Aldous Huxley’s vision of the future takes place several hundred years on and is certainly a terrifying one. Although, its underlying problems are not all together evident immediately. The opening few chapters of the book deal with the new age process of reproduction, how the need for mothers has been completely eradicated by biological science and technology. Parents no longer exist. Humans are born outside the womb, in perfectly controlled conditions. Disease is no longer an issue. An unorthodox situation for a culture so rooted in family values like us to consider but perhaps not altogether awful. Imagine if we could breed ‘perfect’ humans, immune to all known diseases? Not such a bad thing. Of course, truths begin to emerge that ‘perfect’ humans are not created, despite having the ability to do so. “Community, identity, stability”. The three words which the govern the creation of humans of varying mental capacity, those made for express purposes. Those who will be born laborers and those who will die laborers. Conditioned from birth to accept whatever values are required of them. And so the framework for a fascinating tale is laid.

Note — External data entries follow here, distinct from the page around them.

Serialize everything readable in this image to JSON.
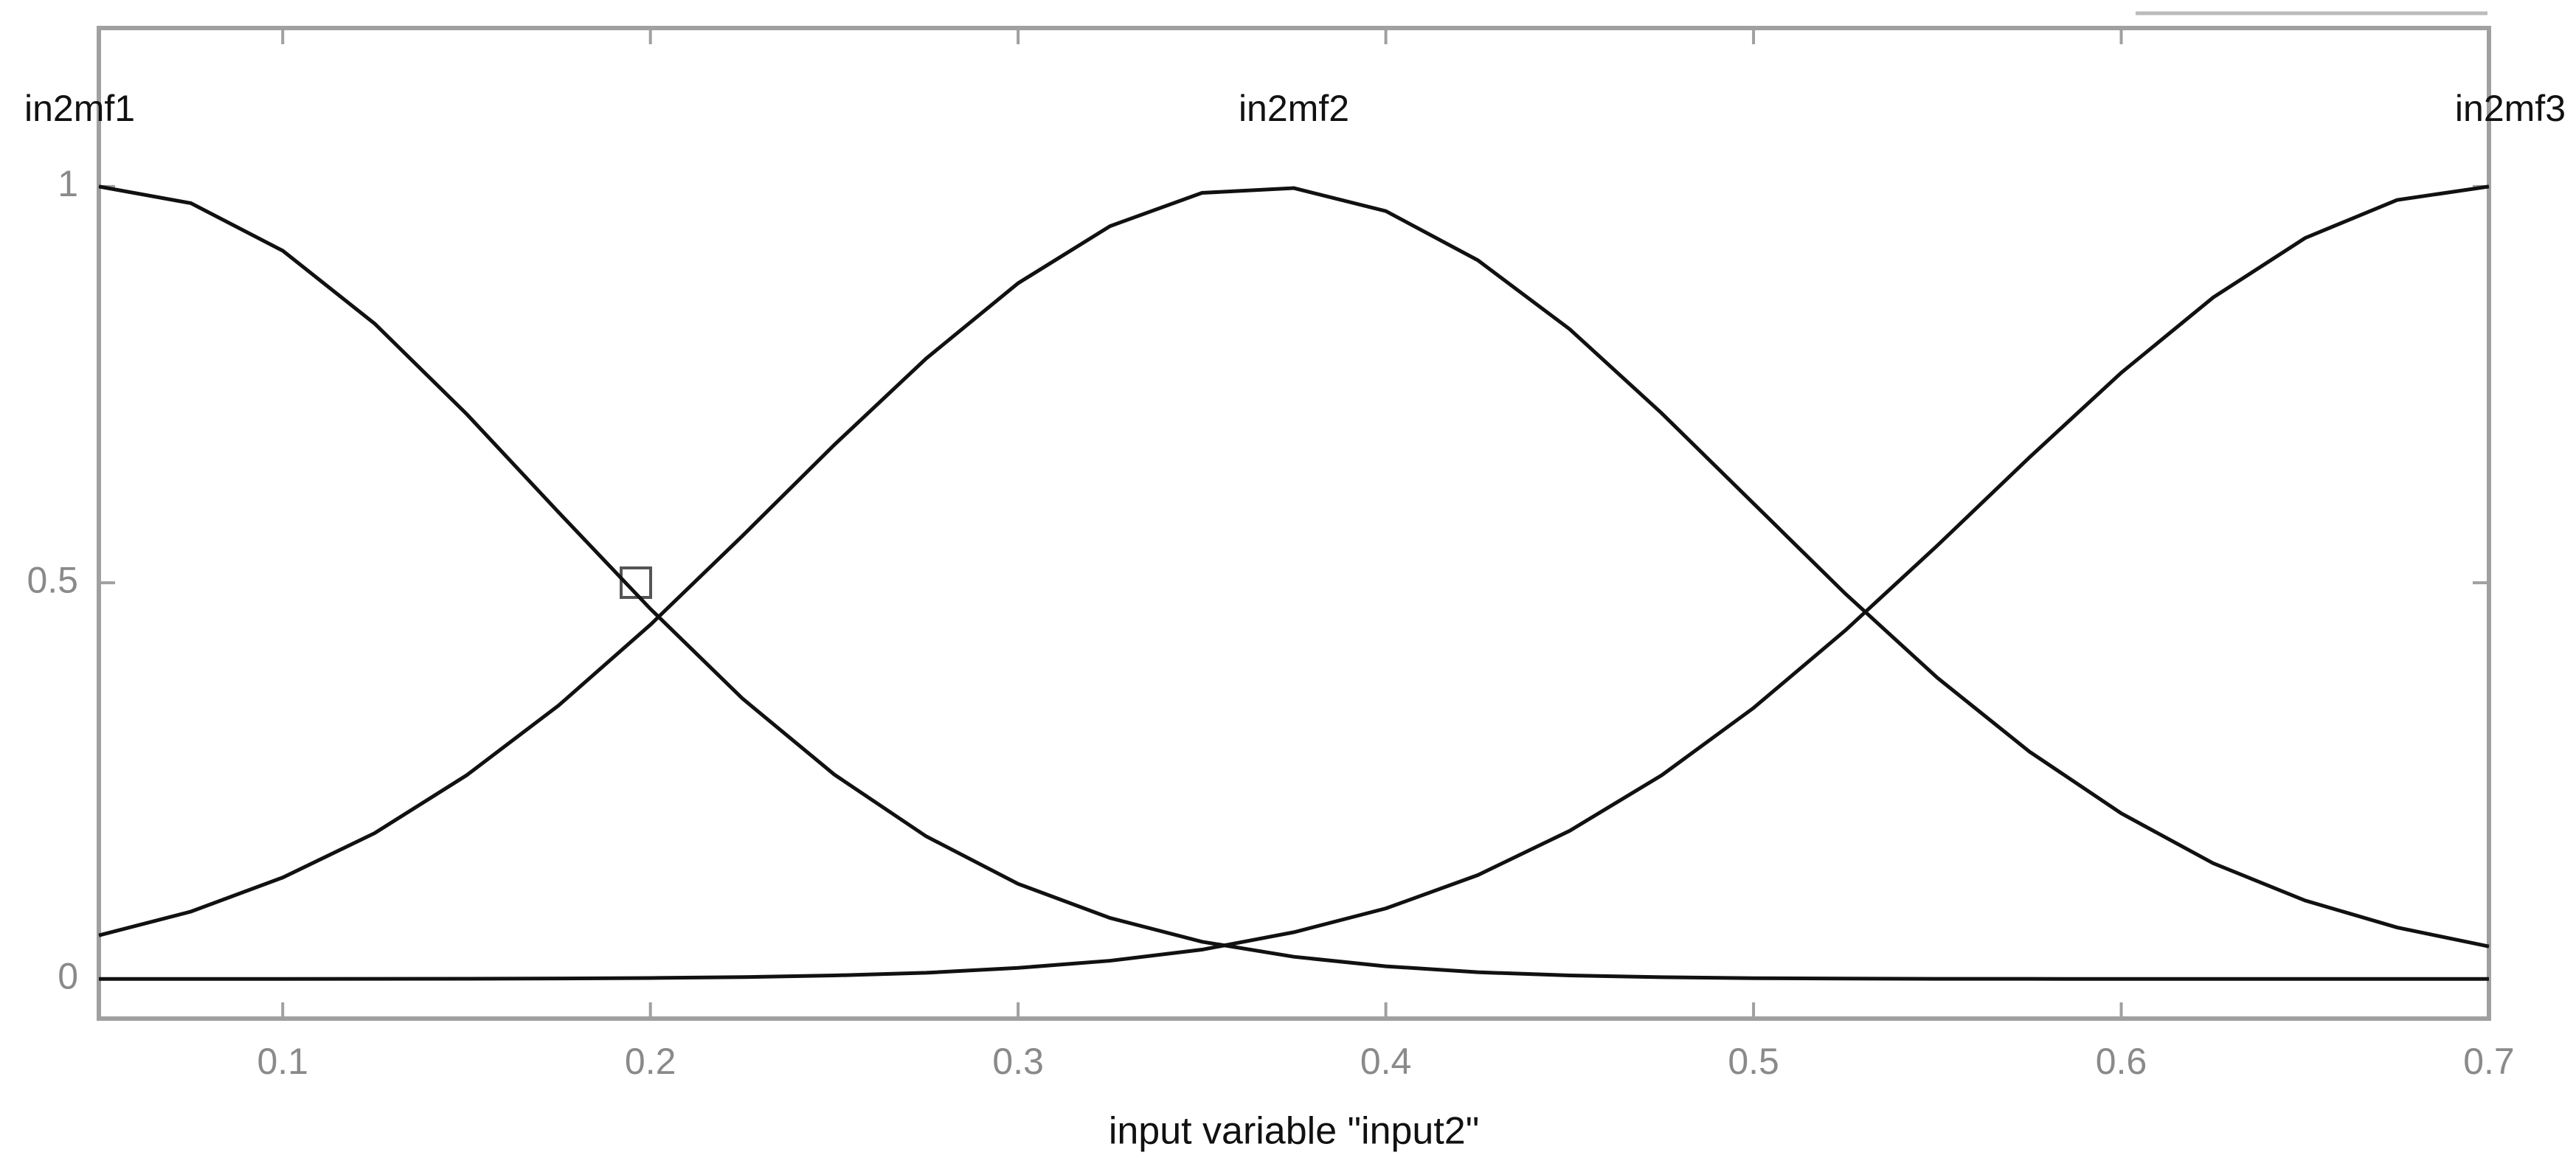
{
  "chart_data": {
    "type": "line",
    "xlabel": "input variable \"input2\"",
    "x": [
      0.05,
      0.075,
      0.1,
      0.125,
      0.15,
      0.175,
      0.2,
      0.225,
      0.25,
      0.275,
      0.3,
      0.325,
      0.35,
      0.375,
      0.4,
      0.425,
      0.45,
      0.475,
      0.5,
      0.525,
      0.55,
      0.575,
      0.6,
      0.625,
      0.65,
      0.675,
      0.7
    ],
    "series": [
      {
        "name": "in2mf1",
        "color": "#111111",
        "values": [
          1,
          0.979,
          0.919,
          0.827,
          0.713,
          0.589,
          0.467,
          0.354,
          0.258,
          0.18,
          0.12,
          0.077,
          0.047,
          0.028,
          0.016,
          0.0085,
          0.0044,
          0.0022,
          0.001,
          0.0005,
          0.0002,
          0.0001,
          0,
          0,
          0,
          0,
          0
        ]
      },
      {
        "name": "in2mf2",
        "color": "#111111",
        "values": [
          0.055,
          0.085,
          0.128,
          0.184,
          0.257,
          0.345,
          0.447,
          0.559,
          0.674,
          0.783,
          0.878,
          0.95,
          0.992,
          0.998,
          0.969,
          0.907,
          0.82,
          0.714,
          0.6,
          0.486,
          0.38,
          0.287,
          0.209,
          0.146,
          0.099,
          0.065,
          0.041
        ]
      },
      {
        "name": "in2mf3",
        "color": "#111111",
        "values": [
          0,
          0,
          0,
          0.0001,
          0.0003,
          0.0006,
          0.0012,
          0.0023,
          0.0044,
          0.0078,
          0.014,
          0.023,
          0.037,
          0.059,
          0.089,
          0.131,
          0.187,
          0.257,
          0.342,
          0.44,
          0.547,
          0.658,
          0.765,
          0.86,
          0.935,
          0.983,
          1
        ]
      }
    ],
    "xlim": [
      0.05,
      0.7
    ],
    "xticks": [
      0.1,
      0.2,
      0.3,
      0.4,
      0.5,
      0.6,
      0.7
    ],
    "ylim": [
      -0.05,
      1.2
    ],
    "yticks": [
      0,
      0.5,
      1
    ],
    "grid": false
  }
}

While Nineteen-Eighty-Four and Brave New World are similar in many ways, their differences are much more striking. As a pair of dystopian books, they complement each other extremely well. Both describe a suppressed society, but the manner in which this ultimate goal is accomplished differs wildly. In Orwell’s vision, the people’s freedom is forcibly taken from them. In Huxley’s, the desire for such freedom simply does not exist. Orwell controls the population with fear, while Huxley does it with kindness. I suppose it begs the question, does being directly controlled and manipulated even matter when one is happy? I would argue yes, it does matter. Manufactured happiness isn’t really happiness at all.
This was supposed to be a ‘review’ of sorts, although it quickly degenerated into something else entirely. Suffice to say, Huxley’s imagination of the future is one worth indulging, almost essentially so.